Pour la première fois, les Québécois francophones donnent un appui majoritaire au projet du mouvement souverainiste avec 60 %[128] des votes enregistrés, toutes origines ethniques confondues. En 1980, l'appui n'était que de 40 %. Chez les allophones et encore plus les anglophones, l'appui au OUI est très faible ou nul, tout comme en 1980.
L'analyse des votes des autochtones du Québec montre que les Inuits et les Cris de la baie James s'opposent majoritairement au projet souverainiste : 95 % de NON ont été enregistrés dans les deux communautés. L'appui est plus élevé chez les membres des autres nations autochtones qui n'ont pas un territoire à cheval entre la frontière du Québec et de l'Ontario, par exemple les Innus et les Hurons-Wendat.
Controverses au sujet du référendum
Peu de temps après le référendum, une controverse éclate au sujet du déroulement de la campagne et de la validité des résultats du scrutin. Durant le référendum, diverses irrégularités ont été signalées au Directeur général des élections du Québec (DGEQ), Pierre-F. Côté. Après le référendum, celui-ci lance une enquête pour tenter de faire la lumière sur ces questions[129].
Bulletins de vote rejetés
Quelque 5 426 bulletins de vote sont déclarés nuls dans la circonscription de Chomedey, soit 11,6 % de tous les bulletins. Comparativement, la moyenne dans l'ensemble du Québec était de 1,8 %. On a même vu dans un des bureaux de scrutin seulement 130 bulletins déclarés valides et 152 annulés[130]. Dans Marguerite-Bourgeoys, 5,5 % des votes ont été annulés et 3,6 % dans Laurier-Dorion. La publication de ces chiffres a fait scandale, surtout dans les médias anglophones.

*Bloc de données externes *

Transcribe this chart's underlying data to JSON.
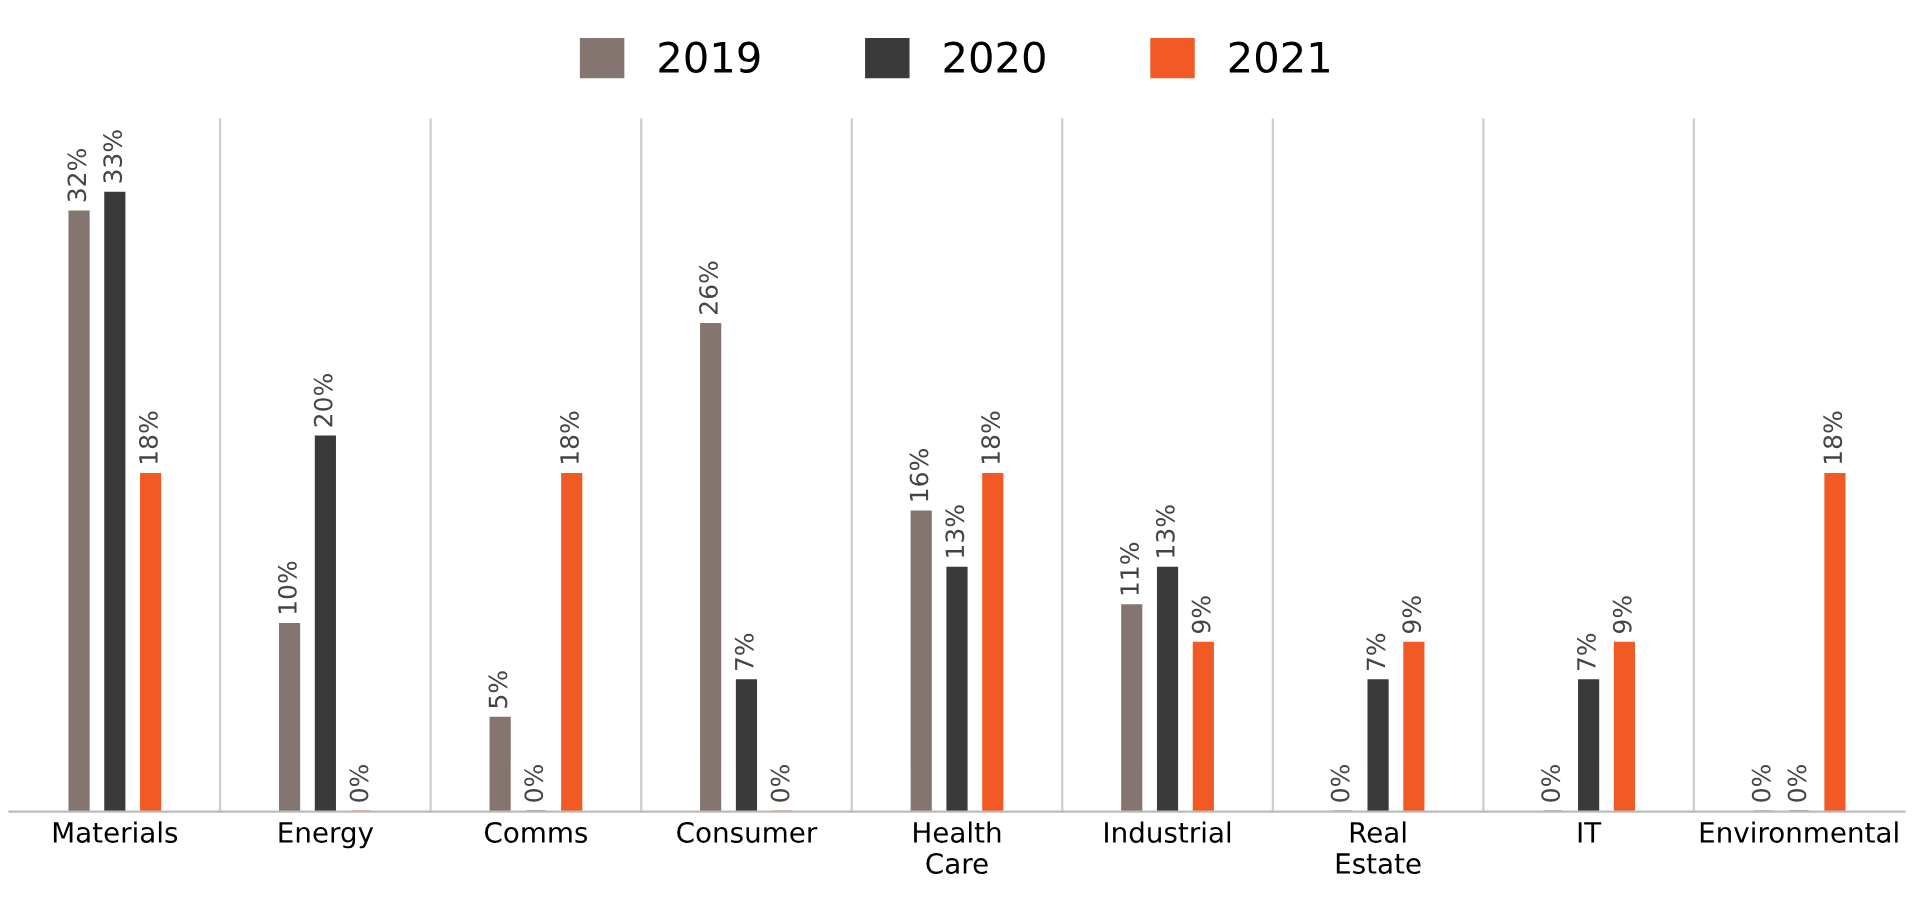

Utilisant les moyens mis à sa disposition par la Loi électorale québécoise, Pierre-F. Côté a conduit une enquête et ordonné l'ouverture des boîtes de scrutin pour soumettre les bulletins à l'examen d'un juge, Alan B. Gold. À la suite de l'analyse, Pierre-F. Côté porta plainte contre 31 scrutateurs pour avoir rejeté de façon déraisonnable des bulletins de vote.

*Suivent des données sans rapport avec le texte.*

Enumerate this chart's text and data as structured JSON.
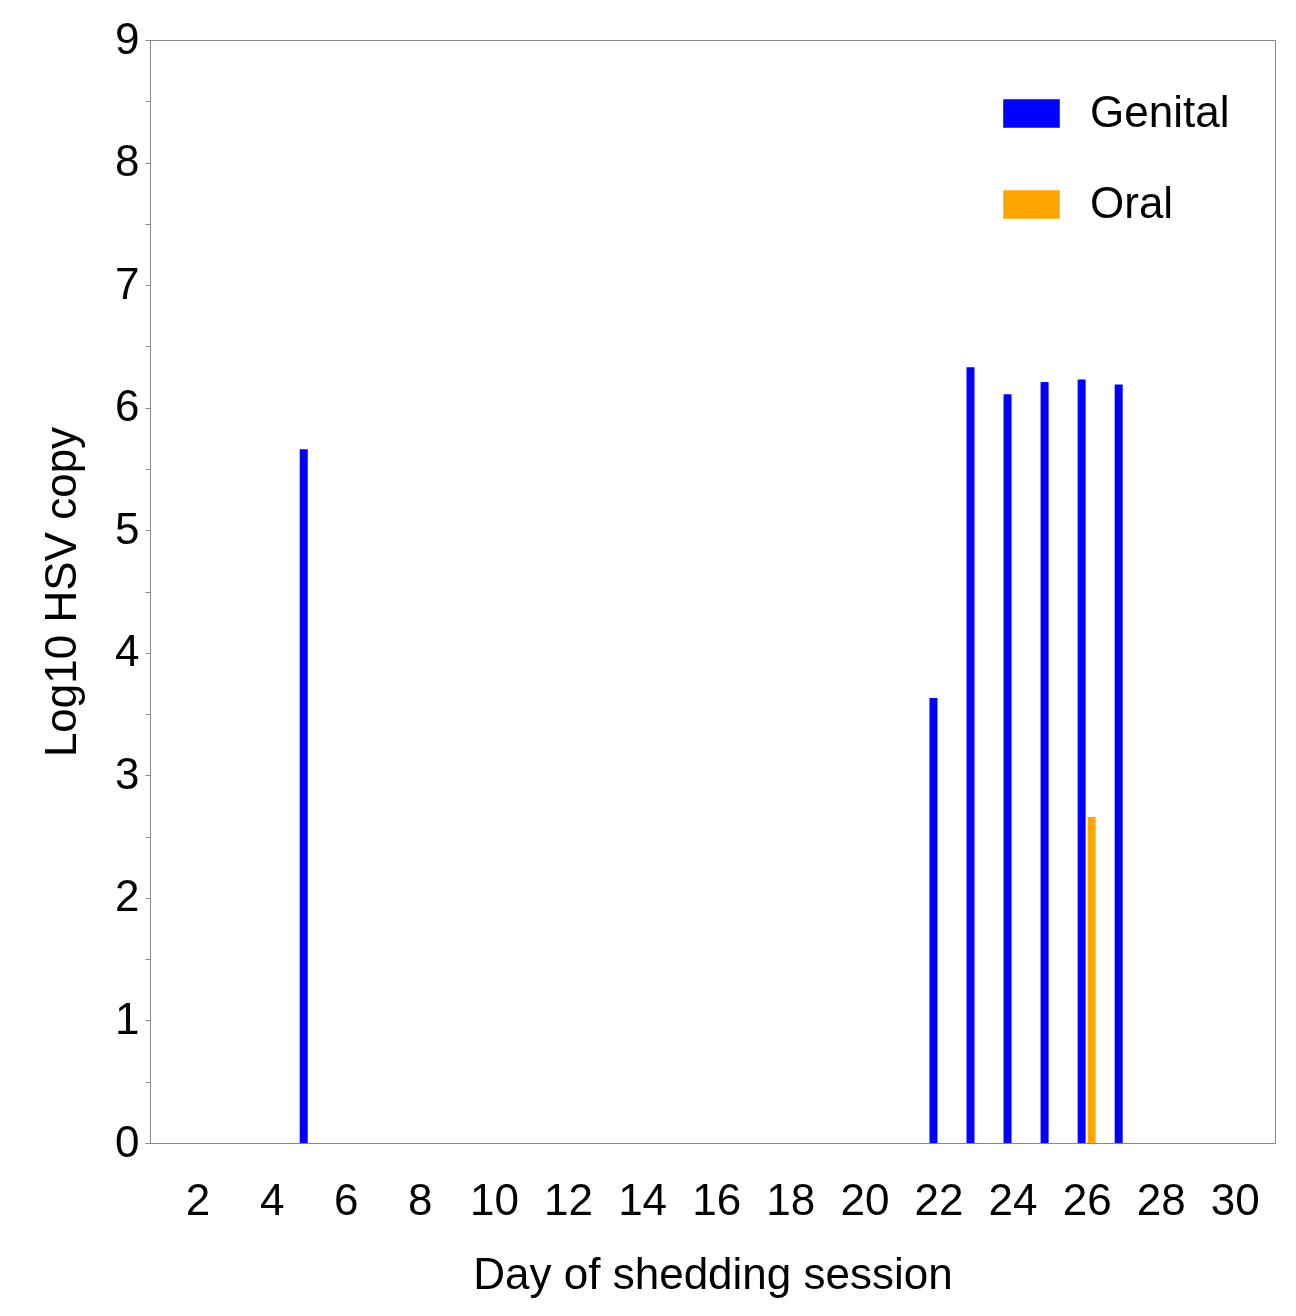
{
  "chart_data": {
    "type": "bar",
    "xlabel": "Day of shedding session",
    "ylabel": "Log10 HSV copy",
    "xlim": [
      0.85,
      30.95
    ],
    "xticks": [
      2,
      4,
      6,
      8,
      10,
      12,
      14,
      16,
      18,
      20,
      22,
      24,
      26,
      28,
      30
    ],
    "ylim": [
      0,
      9
    ],
    "yticks": [
      0,
      {
        "value": 0.5,
        "label": null
      },
      1,
      {
        "value": 1.5,
        "label": null
      },
      2,
      {
        "value": 2.5,
        "label": null
      },
      3,
      {
        "value": 3.5,
        "label": null
      },
      4,
      {
        "value": 4.5,
        "label": null
      },
      5,
      {
        "value": 5.5,
        "label": null
      },
      6,
      {
        "value": 6.5,
        "label": null
      },
      7,
      {
        "value": 7.5,
        "label": null
      },
      8,
      {
        "value": 8.5,
        "label": null
      },
      9
    ],
    "grid": false,
    "legend": "top right",
    "series": [
      {
        "name": "Genital",
        "color": "#0000ff",
        "x": [
          5,
          22,
          23,
          24,
          25,
          26,
          27
        ],
        "values": [
          5.66,
          3.63,
          6.33,
          6.11,
          6.21,
          6.23,
          6.19
        ]
      },
      {
        "name": "Oral",
        "color": "#ffa500",
        "x": [
          26
        ],
        "values": [
          2.66
        ]
      }
    ]
  }
}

Le député libéral Thomas Mulcair ainsi que des universitaires de l'Université McGill ont prétendu que le décompte des votes avait été frauduleux dans tout le Québec le soir du référendum et ont reproché au DGEQ de n'avoir agi que contre quelques personnes.

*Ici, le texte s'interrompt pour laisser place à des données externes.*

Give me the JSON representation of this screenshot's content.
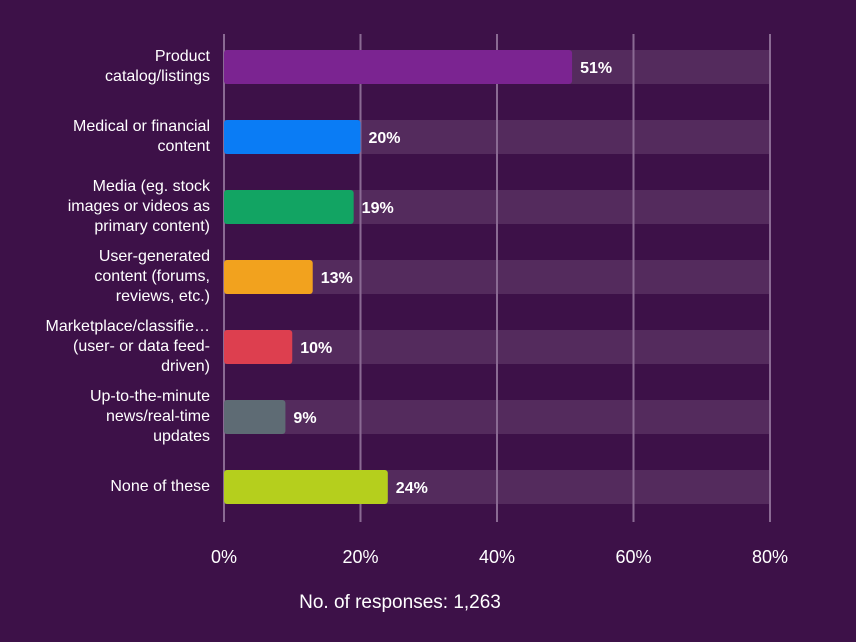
{
  "chart_data": {
    "type": "bar",
    "orientation": "horizontal",
    "categories": [
      "Product\ncatalog/listings",
      "Medical or financial\ncontent",
      "Media (eg. stock\nimages or videos as\nprimary content)",
      "User-generated\ncontent (forums,\nreviews, etc.)",
      "Marketplace/classifie…\n(user- or data feed-\ndriven)",
      "Up-to-the-minute\nnews/real-time\nupdates",
      "None of these"
    ],
    "values": [
      51,
      20,
      19,
      13,
      10,
      9,
      24
    ],
    "value_labels": [
      "51%",
      "20%",
      "19%",
      "13%",
      "10%",
      "9%",
      "24%"
    ],
    "bar_colors": [
      "#7b2491",
      "#0a7cf5",
      "#12a463",
      "#f2a21e",
      "#dd3f4f",
      "#5e6b74",
      "#b5cf1d"
    ],
    "track_color": "#542b5d",
    "xlim": [
      0,
      80
    ],
    "x_ticks": [
      "0%",
      "20%",
      "40%",
      "60%",
      "80%"
    ],
    "grid": true,
    "footer": "No. of responses: 1,263"
  }
}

Le , Pierre-F. Côté rend public le nom des personnes ou des entreprises qui ont reçu des constats d'infraction à la suite des enquêtes qu'il a menées relativement aux bulletins rejetés, à la "Marche pour l'unité" et au vote d'étudiants de l'université Bishop qui n'étaient pas domiciliés au Québec[131]. Au total, 118 constats d'infraction ont été émis à l'encontre de 80 personnes et de 11 entreprises[131].
Le rapport du DGEQ conclut que plusieurs votes ont en effet été rejetés sans raison valable, mais que dans l'ensemble, les irrégularités étaient isolées. Vingt-huit scrutateurs et deux délégués officiels pour le Comité national pour le OUI[131] ont été poursuivis par le DGEQ en 1996 pour des manœuvres électorales frauduleuses, mais ils ont été jugés non coupables par la Cour du Québec. Cette cour a conclu que malgré des agissements contraires à la loi, il n'y avait pas de preuve de l'intention frauduleuse[132].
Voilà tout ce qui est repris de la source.